I met with a client today. 80 years old with some significant health issues. She and her husband, in their heyday, worked about 40 acres of stone fruit trees and a family-owned packing house. Life was good. Life was simple. Their labor force was well compensated and their laborers appreciated them.
Play it forward. Husband dies. The family home is on a 20-acre parcel and she would like to have the opportunity to sell the agricultural land and keep the house. That’s where the Williamson Act comes in. To split the parcel into a 2-acre lot with house (so she can pass it on to the kids) and an 18-acre agricultural lot (for possible future sale) she has to pay the State extortion money. Big time extortion money. Over 2 years and $45,000 later the parcels are split.
Packing fruit used to be a relatively simple and lucrative endeavor. Now with government interference with everything from labor codes to a need to purchase expensive machines to put individual labels on each piece of fruit, many couldn’t survive.

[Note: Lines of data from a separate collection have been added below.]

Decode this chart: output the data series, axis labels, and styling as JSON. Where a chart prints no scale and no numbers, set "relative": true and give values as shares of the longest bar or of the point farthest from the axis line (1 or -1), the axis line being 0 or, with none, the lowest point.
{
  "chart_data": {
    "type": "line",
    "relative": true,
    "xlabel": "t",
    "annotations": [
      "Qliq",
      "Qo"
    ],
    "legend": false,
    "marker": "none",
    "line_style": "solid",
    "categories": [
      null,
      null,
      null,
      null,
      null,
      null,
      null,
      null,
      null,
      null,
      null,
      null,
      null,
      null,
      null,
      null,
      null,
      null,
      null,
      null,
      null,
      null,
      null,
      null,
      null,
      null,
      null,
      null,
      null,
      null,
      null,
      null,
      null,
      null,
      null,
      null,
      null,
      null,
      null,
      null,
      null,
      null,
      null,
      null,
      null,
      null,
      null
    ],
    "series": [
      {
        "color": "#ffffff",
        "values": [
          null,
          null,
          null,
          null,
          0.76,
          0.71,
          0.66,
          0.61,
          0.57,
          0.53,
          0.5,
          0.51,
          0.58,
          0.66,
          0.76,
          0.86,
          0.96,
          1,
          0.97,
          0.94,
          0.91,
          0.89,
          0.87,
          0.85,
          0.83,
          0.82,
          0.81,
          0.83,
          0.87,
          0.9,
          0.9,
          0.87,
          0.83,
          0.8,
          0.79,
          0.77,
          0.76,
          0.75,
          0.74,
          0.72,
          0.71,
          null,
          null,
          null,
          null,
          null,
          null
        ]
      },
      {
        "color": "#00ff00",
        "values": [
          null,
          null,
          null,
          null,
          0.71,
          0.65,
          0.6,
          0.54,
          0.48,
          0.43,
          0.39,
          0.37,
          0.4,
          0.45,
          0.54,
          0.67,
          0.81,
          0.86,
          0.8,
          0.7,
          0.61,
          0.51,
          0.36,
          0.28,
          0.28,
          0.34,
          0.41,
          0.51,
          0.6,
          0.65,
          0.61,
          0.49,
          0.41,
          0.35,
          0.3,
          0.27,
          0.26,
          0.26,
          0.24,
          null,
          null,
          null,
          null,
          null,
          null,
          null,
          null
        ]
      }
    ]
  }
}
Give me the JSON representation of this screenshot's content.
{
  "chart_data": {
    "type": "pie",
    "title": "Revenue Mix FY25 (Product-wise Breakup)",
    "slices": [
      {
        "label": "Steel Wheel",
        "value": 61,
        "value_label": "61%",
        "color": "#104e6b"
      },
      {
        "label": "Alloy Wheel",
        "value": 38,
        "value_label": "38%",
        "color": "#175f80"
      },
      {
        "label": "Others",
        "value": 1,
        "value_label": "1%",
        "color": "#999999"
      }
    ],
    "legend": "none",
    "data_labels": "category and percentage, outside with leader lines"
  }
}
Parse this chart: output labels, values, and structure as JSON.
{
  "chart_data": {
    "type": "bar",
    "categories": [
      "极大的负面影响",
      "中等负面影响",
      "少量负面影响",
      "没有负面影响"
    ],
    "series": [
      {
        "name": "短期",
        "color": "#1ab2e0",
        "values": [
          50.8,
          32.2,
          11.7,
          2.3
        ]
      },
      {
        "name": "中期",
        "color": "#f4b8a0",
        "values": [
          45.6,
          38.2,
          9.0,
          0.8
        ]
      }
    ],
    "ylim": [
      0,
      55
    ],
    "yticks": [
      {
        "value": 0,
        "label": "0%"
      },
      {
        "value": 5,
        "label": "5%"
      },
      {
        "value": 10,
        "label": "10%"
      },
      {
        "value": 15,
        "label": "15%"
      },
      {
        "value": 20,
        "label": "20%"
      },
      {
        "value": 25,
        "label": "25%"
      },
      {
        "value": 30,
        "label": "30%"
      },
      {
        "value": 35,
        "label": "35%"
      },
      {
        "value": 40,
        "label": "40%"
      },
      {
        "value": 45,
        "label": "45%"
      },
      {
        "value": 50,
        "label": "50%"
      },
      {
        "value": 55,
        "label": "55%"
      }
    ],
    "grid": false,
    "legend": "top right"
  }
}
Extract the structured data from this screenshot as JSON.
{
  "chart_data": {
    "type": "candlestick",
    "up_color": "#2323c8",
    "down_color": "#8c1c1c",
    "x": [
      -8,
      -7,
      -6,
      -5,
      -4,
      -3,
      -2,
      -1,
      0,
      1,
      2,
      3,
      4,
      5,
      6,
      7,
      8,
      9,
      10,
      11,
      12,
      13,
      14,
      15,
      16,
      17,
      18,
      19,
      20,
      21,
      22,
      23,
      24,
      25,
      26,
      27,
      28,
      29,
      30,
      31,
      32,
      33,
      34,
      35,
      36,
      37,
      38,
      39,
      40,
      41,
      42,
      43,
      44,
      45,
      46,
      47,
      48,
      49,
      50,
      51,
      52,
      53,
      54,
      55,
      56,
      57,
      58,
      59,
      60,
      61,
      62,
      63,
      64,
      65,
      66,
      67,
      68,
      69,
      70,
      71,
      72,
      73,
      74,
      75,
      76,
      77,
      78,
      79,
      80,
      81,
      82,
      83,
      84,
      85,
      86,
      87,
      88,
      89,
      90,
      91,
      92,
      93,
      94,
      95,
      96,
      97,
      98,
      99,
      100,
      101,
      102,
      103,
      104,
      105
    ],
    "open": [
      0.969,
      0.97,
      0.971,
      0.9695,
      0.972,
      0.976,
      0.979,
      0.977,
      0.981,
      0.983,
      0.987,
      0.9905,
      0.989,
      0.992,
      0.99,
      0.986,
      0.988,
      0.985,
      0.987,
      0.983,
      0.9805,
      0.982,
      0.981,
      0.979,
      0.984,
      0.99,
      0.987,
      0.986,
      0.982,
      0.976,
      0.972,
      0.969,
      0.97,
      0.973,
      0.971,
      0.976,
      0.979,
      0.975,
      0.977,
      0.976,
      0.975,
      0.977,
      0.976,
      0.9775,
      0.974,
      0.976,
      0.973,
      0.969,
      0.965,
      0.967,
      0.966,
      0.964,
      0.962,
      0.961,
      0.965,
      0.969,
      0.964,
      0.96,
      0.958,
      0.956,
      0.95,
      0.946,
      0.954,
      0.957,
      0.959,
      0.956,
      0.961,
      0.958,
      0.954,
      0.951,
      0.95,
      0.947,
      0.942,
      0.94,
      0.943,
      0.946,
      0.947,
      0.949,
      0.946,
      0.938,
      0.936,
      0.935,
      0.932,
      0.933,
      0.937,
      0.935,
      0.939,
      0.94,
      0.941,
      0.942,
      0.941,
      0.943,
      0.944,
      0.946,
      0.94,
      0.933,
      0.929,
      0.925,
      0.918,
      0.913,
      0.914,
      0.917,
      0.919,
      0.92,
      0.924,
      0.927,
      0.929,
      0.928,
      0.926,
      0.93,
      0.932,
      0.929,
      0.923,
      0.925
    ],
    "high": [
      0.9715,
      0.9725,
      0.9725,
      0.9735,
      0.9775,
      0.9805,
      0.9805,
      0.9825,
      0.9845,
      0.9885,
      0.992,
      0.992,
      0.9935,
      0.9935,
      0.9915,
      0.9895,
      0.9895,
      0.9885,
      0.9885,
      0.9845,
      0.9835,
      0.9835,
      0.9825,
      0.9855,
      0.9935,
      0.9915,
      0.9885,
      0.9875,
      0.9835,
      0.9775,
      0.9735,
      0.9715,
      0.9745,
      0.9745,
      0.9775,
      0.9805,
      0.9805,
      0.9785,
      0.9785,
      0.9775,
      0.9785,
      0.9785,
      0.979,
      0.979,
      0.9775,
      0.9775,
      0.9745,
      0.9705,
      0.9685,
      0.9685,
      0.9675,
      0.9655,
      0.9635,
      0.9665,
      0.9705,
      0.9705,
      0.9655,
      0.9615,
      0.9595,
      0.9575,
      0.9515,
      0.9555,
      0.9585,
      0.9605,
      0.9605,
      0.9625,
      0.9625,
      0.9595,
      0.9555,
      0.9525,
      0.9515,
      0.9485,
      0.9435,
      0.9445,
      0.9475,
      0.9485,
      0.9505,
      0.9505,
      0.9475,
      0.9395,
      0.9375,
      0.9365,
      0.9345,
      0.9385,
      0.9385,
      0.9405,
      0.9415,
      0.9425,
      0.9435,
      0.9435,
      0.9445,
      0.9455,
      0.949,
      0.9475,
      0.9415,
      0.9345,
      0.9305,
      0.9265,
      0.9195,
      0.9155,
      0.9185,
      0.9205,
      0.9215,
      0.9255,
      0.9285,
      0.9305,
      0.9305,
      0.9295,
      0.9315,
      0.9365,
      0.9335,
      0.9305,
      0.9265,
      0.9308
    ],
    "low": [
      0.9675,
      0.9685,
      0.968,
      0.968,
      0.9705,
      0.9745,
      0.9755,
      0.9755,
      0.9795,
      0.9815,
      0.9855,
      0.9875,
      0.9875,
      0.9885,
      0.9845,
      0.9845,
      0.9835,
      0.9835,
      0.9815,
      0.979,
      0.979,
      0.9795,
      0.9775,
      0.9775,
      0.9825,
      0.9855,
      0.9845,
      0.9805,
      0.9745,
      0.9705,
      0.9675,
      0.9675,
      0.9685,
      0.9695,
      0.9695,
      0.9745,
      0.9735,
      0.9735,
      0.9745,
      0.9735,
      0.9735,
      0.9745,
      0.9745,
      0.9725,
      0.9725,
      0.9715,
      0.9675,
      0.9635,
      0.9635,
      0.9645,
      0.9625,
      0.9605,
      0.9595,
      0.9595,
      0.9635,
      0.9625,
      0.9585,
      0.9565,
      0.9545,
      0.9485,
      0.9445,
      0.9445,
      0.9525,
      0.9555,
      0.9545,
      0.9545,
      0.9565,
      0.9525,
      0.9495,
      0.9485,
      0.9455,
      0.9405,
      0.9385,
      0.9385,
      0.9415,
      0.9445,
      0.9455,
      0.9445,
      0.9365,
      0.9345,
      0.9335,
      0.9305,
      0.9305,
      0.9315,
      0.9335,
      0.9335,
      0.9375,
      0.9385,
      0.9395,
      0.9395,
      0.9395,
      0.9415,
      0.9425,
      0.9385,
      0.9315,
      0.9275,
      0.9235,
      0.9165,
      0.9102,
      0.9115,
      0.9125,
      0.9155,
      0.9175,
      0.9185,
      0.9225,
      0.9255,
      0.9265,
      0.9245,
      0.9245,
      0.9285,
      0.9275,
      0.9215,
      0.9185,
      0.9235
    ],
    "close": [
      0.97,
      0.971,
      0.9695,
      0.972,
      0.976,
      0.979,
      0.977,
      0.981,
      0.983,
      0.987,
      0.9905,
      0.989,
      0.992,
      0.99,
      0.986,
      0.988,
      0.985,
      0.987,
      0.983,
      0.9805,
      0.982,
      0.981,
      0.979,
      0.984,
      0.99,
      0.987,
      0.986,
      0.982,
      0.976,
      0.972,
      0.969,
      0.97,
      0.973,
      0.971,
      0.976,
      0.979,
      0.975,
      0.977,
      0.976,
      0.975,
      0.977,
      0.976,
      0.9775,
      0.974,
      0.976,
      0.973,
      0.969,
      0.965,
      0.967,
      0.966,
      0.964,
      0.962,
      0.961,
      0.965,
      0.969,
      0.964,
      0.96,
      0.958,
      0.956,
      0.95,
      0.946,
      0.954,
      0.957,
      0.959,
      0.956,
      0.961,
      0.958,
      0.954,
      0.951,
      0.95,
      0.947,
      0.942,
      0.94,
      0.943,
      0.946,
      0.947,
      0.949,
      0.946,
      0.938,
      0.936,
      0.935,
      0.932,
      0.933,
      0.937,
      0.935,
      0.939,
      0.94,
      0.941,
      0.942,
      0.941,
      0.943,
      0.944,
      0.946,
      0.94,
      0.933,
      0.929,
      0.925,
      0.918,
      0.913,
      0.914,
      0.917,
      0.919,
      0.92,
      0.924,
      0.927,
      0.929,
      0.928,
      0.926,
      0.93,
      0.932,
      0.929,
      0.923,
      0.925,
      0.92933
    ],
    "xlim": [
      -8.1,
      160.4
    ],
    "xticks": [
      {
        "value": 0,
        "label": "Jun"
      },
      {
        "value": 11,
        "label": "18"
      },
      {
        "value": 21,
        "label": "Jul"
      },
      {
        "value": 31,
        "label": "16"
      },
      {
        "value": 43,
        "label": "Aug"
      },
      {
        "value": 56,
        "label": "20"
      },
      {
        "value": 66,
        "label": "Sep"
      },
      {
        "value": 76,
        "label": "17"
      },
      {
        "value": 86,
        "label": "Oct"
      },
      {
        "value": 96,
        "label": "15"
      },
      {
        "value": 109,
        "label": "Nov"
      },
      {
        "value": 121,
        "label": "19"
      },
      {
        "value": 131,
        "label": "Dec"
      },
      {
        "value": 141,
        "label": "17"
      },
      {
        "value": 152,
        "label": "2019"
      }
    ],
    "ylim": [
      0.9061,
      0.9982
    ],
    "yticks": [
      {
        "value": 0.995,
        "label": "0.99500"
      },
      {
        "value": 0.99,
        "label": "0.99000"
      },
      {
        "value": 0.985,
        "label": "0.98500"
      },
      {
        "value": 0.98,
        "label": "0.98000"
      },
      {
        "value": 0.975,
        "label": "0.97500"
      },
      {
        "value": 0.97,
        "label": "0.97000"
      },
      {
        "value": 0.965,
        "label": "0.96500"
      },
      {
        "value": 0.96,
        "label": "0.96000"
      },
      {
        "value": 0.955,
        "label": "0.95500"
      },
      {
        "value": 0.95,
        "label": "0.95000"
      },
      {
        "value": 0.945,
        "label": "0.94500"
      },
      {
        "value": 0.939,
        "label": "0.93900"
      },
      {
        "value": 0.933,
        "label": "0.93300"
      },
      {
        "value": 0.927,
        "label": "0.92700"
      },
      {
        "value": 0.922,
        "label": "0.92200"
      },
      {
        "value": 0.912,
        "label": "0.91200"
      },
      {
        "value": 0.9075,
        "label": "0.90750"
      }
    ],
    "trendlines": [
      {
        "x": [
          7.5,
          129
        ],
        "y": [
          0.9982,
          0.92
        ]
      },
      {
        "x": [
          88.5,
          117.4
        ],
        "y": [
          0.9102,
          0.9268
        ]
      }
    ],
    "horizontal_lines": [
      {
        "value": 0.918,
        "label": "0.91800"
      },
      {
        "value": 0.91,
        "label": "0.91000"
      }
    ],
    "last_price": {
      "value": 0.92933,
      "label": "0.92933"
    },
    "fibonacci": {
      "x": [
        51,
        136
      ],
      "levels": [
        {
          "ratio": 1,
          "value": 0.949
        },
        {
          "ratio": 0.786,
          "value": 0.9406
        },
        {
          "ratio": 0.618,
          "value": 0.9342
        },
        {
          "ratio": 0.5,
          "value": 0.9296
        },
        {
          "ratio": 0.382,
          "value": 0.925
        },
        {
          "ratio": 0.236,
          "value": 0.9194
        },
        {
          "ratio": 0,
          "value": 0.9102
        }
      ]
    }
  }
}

Fruit is now picked and more than 50% of the gross profit is then spent on packing house services offered by those select companies that jumped through the bureaucratic hoops and get the compensation for doing it. Now, for each dollar’s gross profit for the fruit (after labor, pesticides, fertilizer, etc.) the grower gets about 43 cents net. What’s wrong with this picture?
I’d like to throw the politicians out into the ag fields for a year or two. Perhaps their perspective would change. Hats off to the family farmer – one of the true endangered species.